A convicted child rapist from Massachusetts who fled during his trial last month was arrested Friday in Farmingdale.

Stephen Corbin Jr., 38, of Methuen, Massachusetts, was arrested by members of the U.S. Marshals Maine Violent Offender Task Force at a house in Farmingdale, after Massachusetts State Police learned he might be at the residence.

Task force members went to the house Friday morning, and a car pulled up to the home, with Corbin as a passenger, according to a statement from the Middlesex County District Attorney’s Office in Massachusetts and the Massachusetts State Police.

Stephen Corbin Jr. Contributed photo

Marshals approached the car and arrested Corbin, who was armed with a gun. He was charged in Maine as a fugitive from justice and a felon in possession of a firearm.

Officials have not released the address of the house in Farmingdale where Corbin was arrested.

Marian Ryan, the district attorney in Middlesex County, said she is arranging for Corbin’s return to Massachusetts, where he is scheduled to be sentenced Thursday in connection with his conviction on eight counts of aggravated rape of a child.


Corbin was convicted of sexually assaulting two girls he knew — one 14, the other 15 — on multiple occasions in 2017 in Lexington and Bedford, Massachusetts, according to the Middlesex County District Attorney’s Office.

He was convicted April 14 of eight counts of aggravated rape of a child. Corbin, however, fled during his trial, and investigators could not locate him until he was arrested Friday in Maine.

Following his arraignment in 2017, Corbin was released on $25,000 cash bail and ordered to wear a GPS monitoring device. He appeared last month for the first three days of his six-day trial, but then reportedly cut off his GPS bracelet and fled.

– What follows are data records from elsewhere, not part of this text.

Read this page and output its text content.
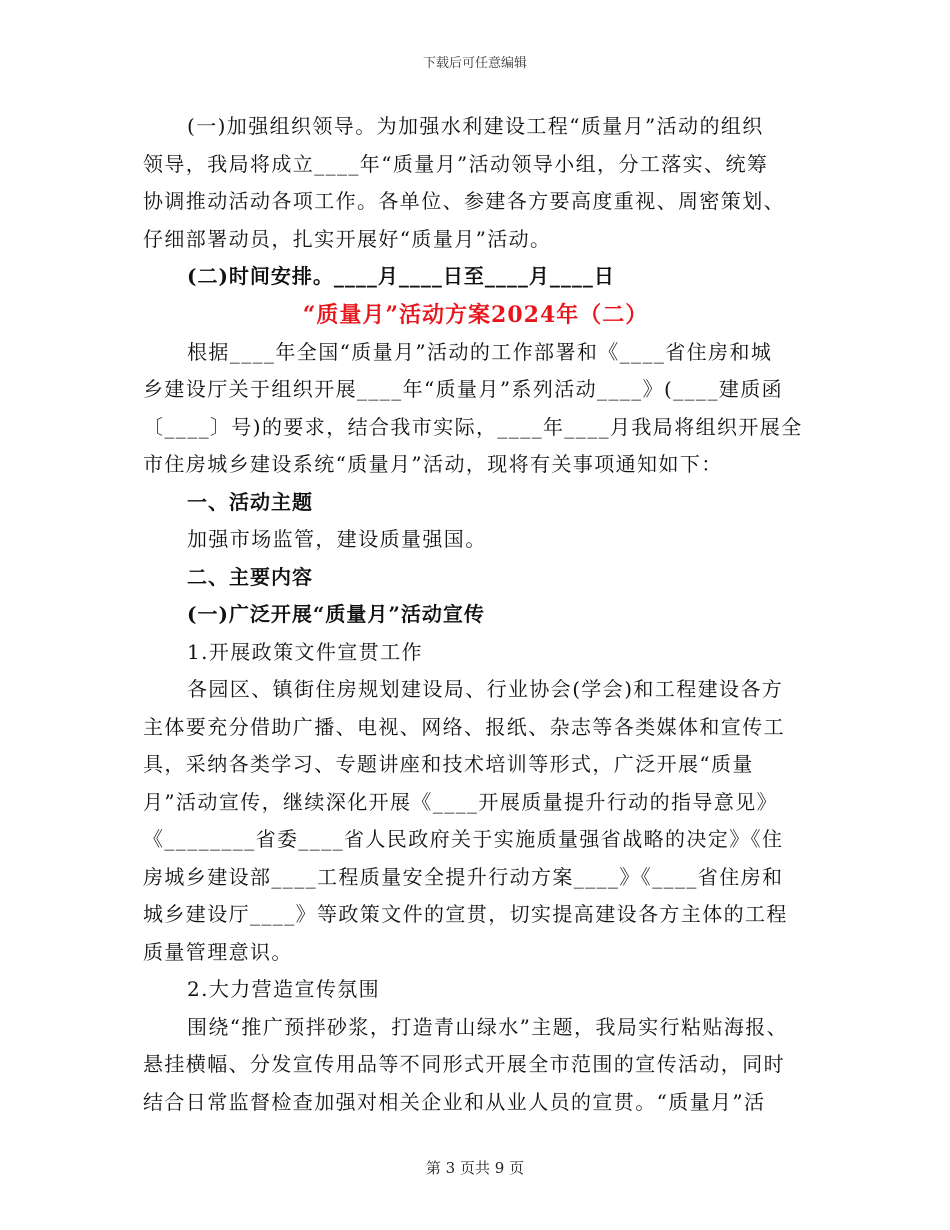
下载后可任意编辑
(一)加强组织领导。为加强水利建设工程“质量月”活动的组织
领导，我局将成立____年“质量月”活动领导小组，分工落实、统筹
协调推动活动各项工作。各单位、参建各方要高度重视、周密策划、
仔细部署动员，扎实开展好“质量月”活动。
(二)时间安排。____月____日至____月____日
“质量月”活动方案2024年（二）
根据____年全国“质量月”活动的工作部署和《____省住房和城
乡建设厅关于组织开展____年“质量月”系列活动____》(____建质函
〔____〕号)的要求，结合我市实际，____年____月我局将组织开展全
市住房城乡建设系统“质量月”活动，现将有关事项通知如下：
一、活动主题
加强市场监管，建设质量强国。
二、主要内容
(一)广泛开展“质量月”活动宣传
1.开展政策文件宣贯工作
各园区、镇街住房规划建设局、行业协会(学会)和工程建设各方
主体要充分借助广播、电视、网络、报纸、杂志等各类媒体和宣传工
具，采纳各类学习、专题讲座和技术培训等形式，广泛开展“质量
月”活动宣传，继续深化开展《____开展质量提升行动的指导意见》
《________省委____省人民政府关于实施质量强省战略的决定》《住
房城乡建设部____工程质量安全提升行动方案____》《____省住房和
城乡建设厅____》等政策文件的宣贯，切实提高建设各方主体的工程
质量管理意识。
2.大力营造宣传氛围
围绕“推广预拌砂浆，打造青山绿水”主题，我局实行粘贴海报、
悬挂横幅、分发宣传用品等不同形式开展全市范围的宣传活动，同时
结合日常监督检查加强对相关企业和从业人员的宣贯。“质量月”活
第 3 页共 9 页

Police said they think Corbin was near or in Andover, Massachusetts, when he removed the tracking device. His truck was located close to his former residence in Methuen.

During a press conference May 3 at which Massachusetts officials asked for the public’s help in locating Corbin, Ryan said once a trial has begun, if a defendant “voluntarily absents themselves, the trial can continue.”

“It is relatively rare for somebody to just disappear in the middle of a trial,” Ryan said.

Asked if Corbin’s escape had been concerning or frustrating for the girls who were victims in the case and had testified against Corbin, Ryan said: “It has been a very long road. It is obviously difficult to come in and testify in open court about these things, particularly given the age of these young girls, and then to be in the middle of a trial when suddenly the alleged perpetrator disappears.”